When ACORN took to Las Vegas and started playing "Blackjack" and "21," the activist group was making a far bigger gamble than it ever guessed, according to Nevada prosecutors.
There's nothing wrong with playing the tables in Vegas, but authorities say ACORN was using the names of those casino games as a cover to illegally pay workers to sign up voters as part of an illegal quota system.
A preliminary hearing Tuesday in the downtown Clark County courthouse has put ACORN on trial for the first time as a criminal defendant.

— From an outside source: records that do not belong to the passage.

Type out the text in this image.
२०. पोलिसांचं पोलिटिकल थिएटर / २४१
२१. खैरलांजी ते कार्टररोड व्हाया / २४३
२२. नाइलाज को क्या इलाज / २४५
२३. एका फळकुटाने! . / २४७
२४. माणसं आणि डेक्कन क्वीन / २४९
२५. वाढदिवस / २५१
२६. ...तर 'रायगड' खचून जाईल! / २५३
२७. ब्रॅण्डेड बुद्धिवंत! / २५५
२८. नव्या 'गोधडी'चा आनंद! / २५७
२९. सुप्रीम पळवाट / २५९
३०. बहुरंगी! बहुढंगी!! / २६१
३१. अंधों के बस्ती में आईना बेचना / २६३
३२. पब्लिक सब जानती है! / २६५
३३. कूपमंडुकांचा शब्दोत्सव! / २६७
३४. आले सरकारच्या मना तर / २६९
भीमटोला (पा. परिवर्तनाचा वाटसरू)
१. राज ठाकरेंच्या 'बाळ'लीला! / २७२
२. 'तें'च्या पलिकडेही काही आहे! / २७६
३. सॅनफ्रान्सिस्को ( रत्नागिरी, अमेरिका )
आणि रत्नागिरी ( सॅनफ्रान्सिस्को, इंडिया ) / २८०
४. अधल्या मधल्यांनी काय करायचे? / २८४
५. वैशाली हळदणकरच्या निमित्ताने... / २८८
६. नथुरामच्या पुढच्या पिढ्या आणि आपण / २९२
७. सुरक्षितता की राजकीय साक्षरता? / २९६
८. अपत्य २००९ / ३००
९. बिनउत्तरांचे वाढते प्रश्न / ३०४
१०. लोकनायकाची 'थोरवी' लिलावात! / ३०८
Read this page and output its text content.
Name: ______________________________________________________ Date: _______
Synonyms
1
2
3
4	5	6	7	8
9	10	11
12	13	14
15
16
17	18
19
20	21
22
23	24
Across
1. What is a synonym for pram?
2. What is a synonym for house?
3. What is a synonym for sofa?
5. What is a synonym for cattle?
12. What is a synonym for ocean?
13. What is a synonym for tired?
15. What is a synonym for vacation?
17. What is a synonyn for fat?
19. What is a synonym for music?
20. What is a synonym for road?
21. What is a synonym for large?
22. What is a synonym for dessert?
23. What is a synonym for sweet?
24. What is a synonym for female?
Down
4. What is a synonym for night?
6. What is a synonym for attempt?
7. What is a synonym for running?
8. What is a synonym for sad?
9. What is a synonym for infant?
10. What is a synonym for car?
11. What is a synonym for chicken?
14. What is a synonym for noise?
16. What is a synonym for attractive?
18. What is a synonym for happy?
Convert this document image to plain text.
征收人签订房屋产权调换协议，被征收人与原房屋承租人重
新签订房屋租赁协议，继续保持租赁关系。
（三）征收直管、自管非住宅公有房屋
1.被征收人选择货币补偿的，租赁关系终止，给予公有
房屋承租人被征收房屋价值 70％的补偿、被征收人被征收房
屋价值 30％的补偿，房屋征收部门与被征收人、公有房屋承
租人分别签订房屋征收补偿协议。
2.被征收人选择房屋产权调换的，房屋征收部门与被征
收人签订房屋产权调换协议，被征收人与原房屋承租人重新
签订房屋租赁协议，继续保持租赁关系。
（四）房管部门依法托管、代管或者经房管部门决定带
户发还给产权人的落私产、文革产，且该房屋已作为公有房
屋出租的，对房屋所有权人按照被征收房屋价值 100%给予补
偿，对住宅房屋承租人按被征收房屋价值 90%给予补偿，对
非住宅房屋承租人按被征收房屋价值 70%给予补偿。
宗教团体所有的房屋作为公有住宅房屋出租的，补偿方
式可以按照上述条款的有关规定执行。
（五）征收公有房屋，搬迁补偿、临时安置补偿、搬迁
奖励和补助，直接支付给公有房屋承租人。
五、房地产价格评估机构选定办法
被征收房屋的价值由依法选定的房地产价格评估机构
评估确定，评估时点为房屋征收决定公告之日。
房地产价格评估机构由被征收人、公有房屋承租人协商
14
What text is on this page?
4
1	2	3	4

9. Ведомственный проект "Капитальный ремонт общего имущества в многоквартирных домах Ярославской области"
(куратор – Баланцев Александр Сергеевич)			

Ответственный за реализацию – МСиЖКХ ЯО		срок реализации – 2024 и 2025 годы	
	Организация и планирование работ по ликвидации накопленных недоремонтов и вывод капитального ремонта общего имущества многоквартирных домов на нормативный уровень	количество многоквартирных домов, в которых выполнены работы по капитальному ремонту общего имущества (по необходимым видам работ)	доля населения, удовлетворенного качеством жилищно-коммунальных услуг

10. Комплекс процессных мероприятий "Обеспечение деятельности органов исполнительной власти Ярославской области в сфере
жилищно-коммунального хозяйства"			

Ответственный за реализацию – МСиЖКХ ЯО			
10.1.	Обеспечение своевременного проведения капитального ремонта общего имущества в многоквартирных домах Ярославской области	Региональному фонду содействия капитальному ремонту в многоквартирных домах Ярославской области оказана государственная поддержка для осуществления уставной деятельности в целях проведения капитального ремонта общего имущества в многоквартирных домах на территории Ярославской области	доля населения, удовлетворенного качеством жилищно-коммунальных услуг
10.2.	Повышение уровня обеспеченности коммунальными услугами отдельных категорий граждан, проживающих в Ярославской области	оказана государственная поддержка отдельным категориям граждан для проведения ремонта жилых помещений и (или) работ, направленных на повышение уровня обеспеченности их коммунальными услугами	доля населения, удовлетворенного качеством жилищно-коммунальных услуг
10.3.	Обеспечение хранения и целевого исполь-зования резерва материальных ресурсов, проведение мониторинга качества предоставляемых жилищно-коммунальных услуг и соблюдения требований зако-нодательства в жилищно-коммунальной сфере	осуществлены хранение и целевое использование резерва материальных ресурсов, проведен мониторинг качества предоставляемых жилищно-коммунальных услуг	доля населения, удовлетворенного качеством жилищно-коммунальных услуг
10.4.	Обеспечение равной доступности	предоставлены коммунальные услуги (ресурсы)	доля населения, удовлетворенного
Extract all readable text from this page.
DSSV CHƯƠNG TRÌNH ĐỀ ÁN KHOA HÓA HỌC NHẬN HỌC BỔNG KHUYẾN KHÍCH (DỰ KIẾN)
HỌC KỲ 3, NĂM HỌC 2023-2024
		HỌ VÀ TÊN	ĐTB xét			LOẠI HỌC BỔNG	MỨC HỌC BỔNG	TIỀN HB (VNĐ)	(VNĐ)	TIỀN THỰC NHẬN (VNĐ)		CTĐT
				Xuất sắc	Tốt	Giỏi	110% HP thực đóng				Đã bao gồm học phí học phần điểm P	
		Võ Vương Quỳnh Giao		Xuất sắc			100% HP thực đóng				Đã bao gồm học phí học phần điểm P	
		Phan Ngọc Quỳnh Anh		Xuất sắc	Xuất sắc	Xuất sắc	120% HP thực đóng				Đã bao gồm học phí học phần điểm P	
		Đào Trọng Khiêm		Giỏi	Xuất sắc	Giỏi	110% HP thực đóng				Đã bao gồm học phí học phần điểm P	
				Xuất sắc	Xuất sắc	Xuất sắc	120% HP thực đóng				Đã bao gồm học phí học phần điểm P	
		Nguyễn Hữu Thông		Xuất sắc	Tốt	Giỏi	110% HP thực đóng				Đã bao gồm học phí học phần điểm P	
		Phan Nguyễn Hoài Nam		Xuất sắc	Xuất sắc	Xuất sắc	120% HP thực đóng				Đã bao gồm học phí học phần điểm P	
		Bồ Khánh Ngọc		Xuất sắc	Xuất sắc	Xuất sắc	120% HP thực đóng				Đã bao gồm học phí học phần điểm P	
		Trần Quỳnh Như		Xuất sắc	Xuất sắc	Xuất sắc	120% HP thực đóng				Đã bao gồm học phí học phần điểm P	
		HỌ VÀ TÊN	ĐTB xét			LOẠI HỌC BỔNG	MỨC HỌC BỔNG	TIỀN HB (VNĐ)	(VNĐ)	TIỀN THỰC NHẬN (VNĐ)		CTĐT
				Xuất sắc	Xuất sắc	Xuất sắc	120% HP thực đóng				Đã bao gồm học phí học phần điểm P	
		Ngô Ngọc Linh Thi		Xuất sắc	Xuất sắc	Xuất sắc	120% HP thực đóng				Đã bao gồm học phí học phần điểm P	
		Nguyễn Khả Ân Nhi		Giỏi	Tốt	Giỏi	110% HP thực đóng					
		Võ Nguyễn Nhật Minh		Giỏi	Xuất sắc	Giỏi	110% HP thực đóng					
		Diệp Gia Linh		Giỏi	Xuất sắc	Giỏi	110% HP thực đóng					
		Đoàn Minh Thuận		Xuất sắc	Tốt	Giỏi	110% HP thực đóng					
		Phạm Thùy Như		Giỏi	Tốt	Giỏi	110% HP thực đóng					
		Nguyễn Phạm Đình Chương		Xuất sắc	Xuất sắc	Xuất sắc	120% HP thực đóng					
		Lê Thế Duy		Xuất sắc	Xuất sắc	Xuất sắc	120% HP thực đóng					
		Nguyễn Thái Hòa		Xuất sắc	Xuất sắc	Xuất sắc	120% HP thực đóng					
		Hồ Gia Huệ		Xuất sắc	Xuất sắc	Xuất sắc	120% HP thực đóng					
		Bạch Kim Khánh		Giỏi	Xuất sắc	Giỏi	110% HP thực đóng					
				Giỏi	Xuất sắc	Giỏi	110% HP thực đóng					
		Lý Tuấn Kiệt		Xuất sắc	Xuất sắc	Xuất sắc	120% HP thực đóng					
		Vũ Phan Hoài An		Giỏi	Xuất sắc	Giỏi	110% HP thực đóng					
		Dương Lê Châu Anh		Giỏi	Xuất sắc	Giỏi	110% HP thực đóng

We know that ACORN is under investigation in more than a dozen states but in those investigations it is individual employees of ACORN under investigation. Until now, with each investigation, ACORN has claimed that it is individual and rotten, often low level, staffers that are the subject of the corruption. In Nevada, the Secretary of State doesn't see it that way. He sees ACORN's policies as the subject of the corruption. He believes that they engaged in ILLEGAL quota systems that lead to ACORN employees making bogus voter registration cards.
So, for the first time, ACORN itself will be charged with criminality. Now, it's not hard to follow the logic. If ACORN is convicted, it will be the first time that any jury has ruled that ACORN itself, and not merely some of its subordinates, is the criminal entity. Conservatives have long believed that ACORN is a criminal enterprise and the Nevada trial will be the first court case to test that theory. That's why it is critical.
2 comments:
But exactly how many companies and organizations have actually been destroyed as a result of being convicted of a crime? And if ACORN is the hydra on steroids you claim it is, what will stop it from reconstituting itself?
Anonymous, I don't get it. Does this mean that the prosecution should be dropped, and ACORN allowed to run free? Or what?